Genocide not only annihilates people but also destroys and reorganizes social relations, using terror as a method. In Genocide as Social Practice, social scientist Daniel Feierstein looks at the policies of state-sponsored repression pursued by the Argentine military dictatorship against political opponents between 1976 and 1983 and those pursued by the Third Reich between 1933 and 1945. He finds similarities, not in the extent of the horror but in terms of the goals of the perpetrators. The Nazis resorted to ruthless methods in part to stifle dissent but even more importantly to reorganize German society into a Volksgemeinschaft, or people’s community, in which racial solidarity would supposedly replace class struggle. The situation in Argentina echoes this.

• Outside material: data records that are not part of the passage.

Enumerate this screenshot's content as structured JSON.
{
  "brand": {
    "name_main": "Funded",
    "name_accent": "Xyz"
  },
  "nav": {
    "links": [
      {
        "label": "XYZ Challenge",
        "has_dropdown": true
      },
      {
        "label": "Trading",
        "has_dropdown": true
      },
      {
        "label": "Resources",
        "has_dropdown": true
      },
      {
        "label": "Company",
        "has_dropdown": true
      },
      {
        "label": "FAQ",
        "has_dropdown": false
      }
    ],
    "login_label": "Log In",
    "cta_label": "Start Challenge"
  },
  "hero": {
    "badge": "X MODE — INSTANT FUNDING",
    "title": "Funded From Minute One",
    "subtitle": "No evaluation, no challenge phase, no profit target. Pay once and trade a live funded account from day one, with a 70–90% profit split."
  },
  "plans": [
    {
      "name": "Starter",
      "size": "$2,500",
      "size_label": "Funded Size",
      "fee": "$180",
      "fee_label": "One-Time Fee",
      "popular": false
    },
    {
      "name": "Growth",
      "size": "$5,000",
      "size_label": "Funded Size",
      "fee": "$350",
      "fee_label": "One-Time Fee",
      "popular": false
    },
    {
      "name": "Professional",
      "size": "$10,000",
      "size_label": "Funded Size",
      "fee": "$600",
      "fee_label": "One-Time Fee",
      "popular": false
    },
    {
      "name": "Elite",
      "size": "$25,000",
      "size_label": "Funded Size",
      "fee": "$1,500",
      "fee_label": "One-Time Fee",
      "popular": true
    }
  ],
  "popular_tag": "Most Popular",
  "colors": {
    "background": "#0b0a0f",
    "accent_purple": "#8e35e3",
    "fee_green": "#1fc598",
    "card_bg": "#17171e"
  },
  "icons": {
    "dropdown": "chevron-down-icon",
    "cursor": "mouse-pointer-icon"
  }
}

After seizing power in 1976, the Argentine military described its own program of forced disappearances, torture, and murder as a “process of national reorganization” aimed at remodeling society on “Western and Christian” lines. For Feierstein, genocide can be considered a technology of power—a form of social engineering—that creates, destroys, or reorganizes relationships within a given society. It influences the ways in which different social groups construct their identity and the identity of others, thus shaping the way that groups interrelate. Feierstein establishes continuity between the “reorganizing genocide” first practiced by the Nazis in concentration camps and the more complex version—complex in terms of the symbolic and material closure of social relationships —later applied in Argentina. In conclusion, he speculates on how to construct a political culture capable of confronting and resisting these trends. First published in Argentina, in Spanish, Genocide as Social Practice has since been translated into many languages, now including this English edition. The book provides a distinctive and valuable look at genocide through the lens of Latin America as well as Europe.